Clayton de Souza/Estadão
Clayton de Souza/Estadão

Ciro e Lula disputam apoio de Marina na eleição

Ex-ministra é citada como opção de vice de pedetista; ala da Rede defende aliança com PT

Luiz Vassallo, O Estado de S.Paulo

22 de janeiro de 2022 | 05h00

O pré-candidato do PDT à Presidência, o ex-ministro Ciro Gomes, e o ex-presidente Luiz Inácio Lula da Silva, apontado como nome do PT na eleição presidencial, disputam o apoio da ex-ministra Marina Silva (Rede).
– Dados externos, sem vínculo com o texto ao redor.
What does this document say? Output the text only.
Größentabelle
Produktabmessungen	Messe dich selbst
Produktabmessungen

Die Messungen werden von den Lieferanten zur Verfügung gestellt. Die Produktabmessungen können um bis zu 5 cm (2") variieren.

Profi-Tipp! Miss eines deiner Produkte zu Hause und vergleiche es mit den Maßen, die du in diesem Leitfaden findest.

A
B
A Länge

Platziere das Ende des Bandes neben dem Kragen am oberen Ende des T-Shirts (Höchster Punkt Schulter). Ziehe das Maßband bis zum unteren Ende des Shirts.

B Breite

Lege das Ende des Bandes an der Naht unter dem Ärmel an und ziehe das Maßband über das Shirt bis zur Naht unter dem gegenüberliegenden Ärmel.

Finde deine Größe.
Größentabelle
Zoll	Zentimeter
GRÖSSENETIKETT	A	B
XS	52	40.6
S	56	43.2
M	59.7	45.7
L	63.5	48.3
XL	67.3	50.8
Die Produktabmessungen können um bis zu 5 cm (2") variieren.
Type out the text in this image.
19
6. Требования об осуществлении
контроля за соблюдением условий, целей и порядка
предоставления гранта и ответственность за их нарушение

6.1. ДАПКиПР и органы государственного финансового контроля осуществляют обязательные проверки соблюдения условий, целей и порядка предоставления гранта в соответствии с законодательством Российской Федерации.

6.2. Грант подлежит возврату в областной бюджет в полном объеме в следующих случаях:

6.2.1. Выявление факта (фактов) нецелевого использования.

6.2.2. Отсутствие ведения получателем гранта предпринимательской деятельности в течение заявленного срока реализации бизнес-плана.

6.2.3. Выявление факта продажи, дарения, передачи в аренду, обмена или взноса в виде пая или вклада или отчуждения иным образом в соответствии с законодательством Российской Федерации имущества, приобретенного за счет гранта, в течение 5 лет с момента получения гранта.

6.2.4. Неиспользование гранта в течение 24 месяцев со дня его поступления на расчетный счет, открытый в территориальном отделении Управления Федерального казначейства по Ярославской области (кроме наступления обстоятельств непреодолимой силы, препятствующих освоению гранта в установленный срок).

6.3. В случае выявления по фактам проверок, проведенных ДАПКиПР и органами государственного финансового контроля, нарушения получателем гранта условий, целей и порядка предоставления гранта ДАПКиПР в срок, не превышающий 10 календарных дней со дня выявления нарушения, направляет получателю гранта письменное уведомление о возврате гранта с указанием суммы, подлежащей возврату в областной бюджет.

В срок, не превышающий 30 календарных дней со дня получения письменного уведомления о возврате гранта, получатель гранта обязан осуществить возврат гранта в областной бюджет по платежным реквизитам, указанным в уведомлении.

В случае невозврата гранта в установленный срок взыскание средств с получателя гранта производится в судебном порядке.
O pedetista é mais enfático e a convidou para ser sua vice – os dois mantiveram relação próxima nos últimos anos.

Como mostrou o Estadão ontem, uma eventual chapa com Marina, que obteve 1% dos votos na eleição em 2018, já tem nome: “Cirina”. O presidente do PDT, Carlos Lupi, afirmou que tem conversado com a ex-ministra, mas disse que, por enquanto, não há uma definição. “Não avançou. Está em discussão. Não tem nada fechado. Tem uma discussão interna deles, uma divisãozinha também (na Rede)”, declarou Lupi ao Estadão. Nesta sexta, no lançamento da pré-candidatura, Ciro disse que “é cedo” para falar em vice, mas elogiou a ex-ministra.

A Rede está rachada. Ontem, o senador Randolfe Rodrigues (Rede-AP) se reuniu com Lula em São Paulo. Ele é um dos que defendem a aliança com o PT e tem sido o principal interlocutor entre o ex-presidente e Marina.

A ex-ministra rompeu com Lula em 2009, por divergências internas no governo – ela foi ministra do Meio Ambiente. A relação com o PT naufragou de vez em 2014, quando Marina foi alvo de uma agressiva campanha eleitoral elaborada pelo marqueteiro João Santana, que hoje trabalha para a campanha de Ciro Gomes.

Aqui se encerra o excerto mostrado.